Dia 18 de Outubro de 2010 às 21h30

 

 


“A Bela Adormecida” converteu-se, juntamente com outras obras de Tchaikovsky como “O Lago dos Cisnes” e “O Quebra-Nozes”  num dos bailados mais espectaculares e representativos do ballet clássico, e é representado por companhias de todo o mundo. Nesta ocasião, o Ballet Estatal Russo, uma reconhecida companhia de ampla experiência, apresenta este espectáculo repleto de refinamento e romanticismo.
 
O argumento do ballet, embora conte a história da princesa Aurora e seu profundo sonho, tem como fio condutor o conflito entre as duas forças; o bem (Fada dos Lilases) e o mal (Carabosse). No entanto, o terceiro acto centra-se nos diferentes bailes da corte onde se introduzem algumas personagens dos contos de Perrault como “O Gato das Botas”, “O Capuchinho Vermelho”, entre outros.
 
O bailado “A Bela Adormecida” inclui o prólogo e três actos que conta com a coreografia de Marius Petipa, o libreto de Ivan A. Vsevolojsky e a música de Piotr Tchaikovsky.

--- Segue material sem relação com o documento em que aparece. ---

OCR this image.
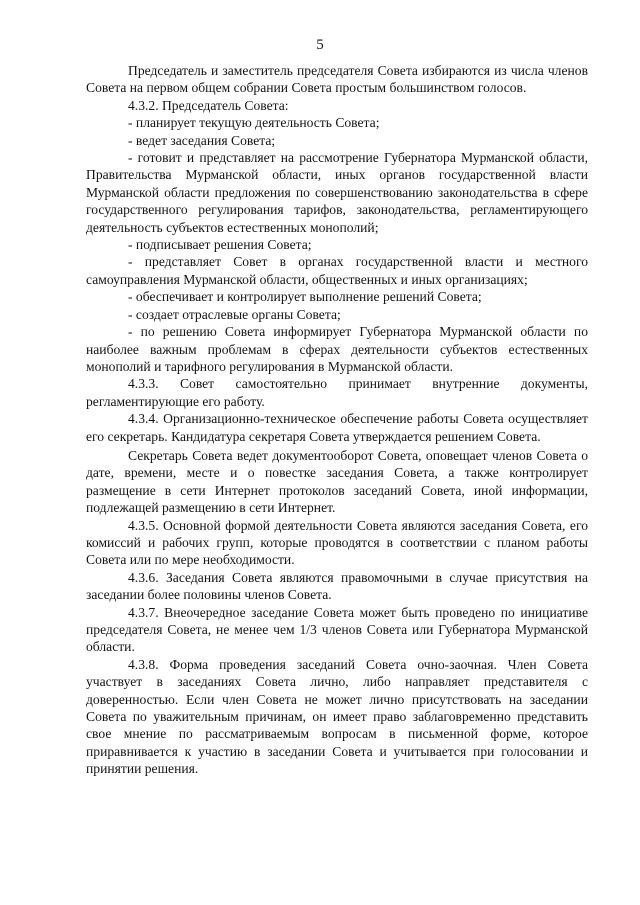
5

Председатель и заместитель председателя Совета избираются из числа членов Совета на первом общем собрании Совета простым большинством голосов.

4.3.2. Председатель Совета:

- планирует текущую деятельность Совета;

- ведет заседания Совета;

- готовит и представляет на рассмотрение Губернатора Мурманской области, Правительства Мурманской области, иных органов государственной власти Мурманской области предложения по совершенствованию законодательства в сфере государственного регулирования тарифов, законодательства, регламентирующего деятельность субъектов естественных монополий;

- подписывает решения Совета;

- представляет Совет в органах государственной власти и местного самоуправления Мурманской области, общественных и иных организациях;

- обеспечивает и контролирует выполнение решений Совета;

- создает отраслевые органы Совета;

- по решению Совета информирует Губернатора Мурманской области по наиболее важным проблемам в сферах деятельности субъектов естественных монополий и тарифного регулирования в Мурманской области.

4.3.3. Совет самостоятельно принимает внутренние документы, регламентирующие его работу.

4.3.4. Организационно-техническое обеспечение работы Совета осуществляет его секретарь. Кандидатура секретаря Совета утверждается решением Совета.

Секретарь Совета ведет документооборот Совета, оповещает членов Совета о дате, времени, месте и о повестке заседания Совета, а также контролирует размещение в сети Интернет протоколов заседаний Совета, иной информации, подлежащей размещению в сети Интернет.

4.3.5. Основной формой деятельности Совета являются заседания Совета, его комиссий и рабочих групп, которые проводятся в соответствии с планом работы Совета или по мере необходимости.

4.3.6. Заседания Совета являются правомочными в случае присутствия на заседании более половины членов Совета.

4.3.7. Внеочередное заседание Совета может быть проведено по инициативе председателя Совета, не менее чем 1/3 членов Совета или Губернатора Мурманской области.

4.3.8. Форма проведения заседаний Совета очно-заочная. Член Совета участвует в заседаниях Совета лично, либо направляет представителя с доверенностью. Если член Совета не может лично присутствовать на заседании Совета по уважительным причинам, он имеет право заблаговременно представить свое мнение по рассматриваемым вопросам в письменной форме, которое приравнивается к участию в заседании Совета и учитывается при голосовании и принятии решения.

Originalmente, estreou com grande êxito no Teatro Mariinski de São Petersburgo em Janeiro de 1890, em pleno romanticismo tardio.

tags: ,

publicado por Teatro Tivoli às 19:41
link do post | comentar

AS QUATRO ESTAÇÕES DE VIVALDI

 

Dia 20 de Outubro de 2010 às 21h30

 

 

Sinfonia de Sofia

 

Svillen Simeonov, director

 

Com esta obra o autor quis transportar para a música os sentimentos que despertam nas estações do ano. Os violinos, a orquestra de cordas e o baixo contínuo conseguem imitar o canto dos pássaros, os disparos da espingarda, os latidos dos cães, o som da água dos ribeiros... Trata-se de um género de música descritiva ou programática, muito em voga no período barroco, ainda que superado por Vivaldi.

 

Dentro da vasta produção de composições de António Vivaldi (uns 750 títulos), “As Quatro Estações” é a sua obra mais famosa e difundida. As quatro partituras que a integram (“A Primavera”, “O Verão”, “O Outono” e “O Inverno”) formam parte de um conjunto de doze concertos para violino e orquestra estreados em Amesterdão no ano de 1725.

 

Trata-se de um género de música descritiva ou programática, muito em voga no período barroco, ainda que superado por Vivaldi, incorporando inovações musicais e dotando-a de grande frescura e força expressiva. Nunca antes se havia descrito melhor em música: tormentas de verão, frias tardes de inverno ou a alegria da primavera.

 

CANON DE PACHELBEL

 

Escrito em 1680 para três violinos e um contínuo, esta obra constitui o maior expoente do Canon (composição de duas ou mais vozes que vão entrando sucessivamente, repetindo cada uma o canto da anterior). Pachelbel, compositor e pianista, conheceu a família Bach e as suas obras exerceram uma grande influência sobre Johann Sebastian.

 

SUITE Nº2 PARA FLAUTA E CORDAS, BWV 1067, Bach

AREA DA SUITE Nº 3 BWV 1068, Bach

CONCERTO GROSSO EM RÉ MAIOR, Op. 6,Nº 4, Corelli.

 

SINFONIA DE SOFIA

 

A Sinfonia de Sofia é uma das principais formações do panorama musical búlgaro. Integra cinquenta músicos formados nas melhores academias da Bulgária e do Leste da Europa. Conta com um amplo repertório que recorre desde à música pré-clássica até ao século XX, na qual as obras dos compositores contemporâneos búlgaros e estrangeiros ocupam um lugar de destaque. 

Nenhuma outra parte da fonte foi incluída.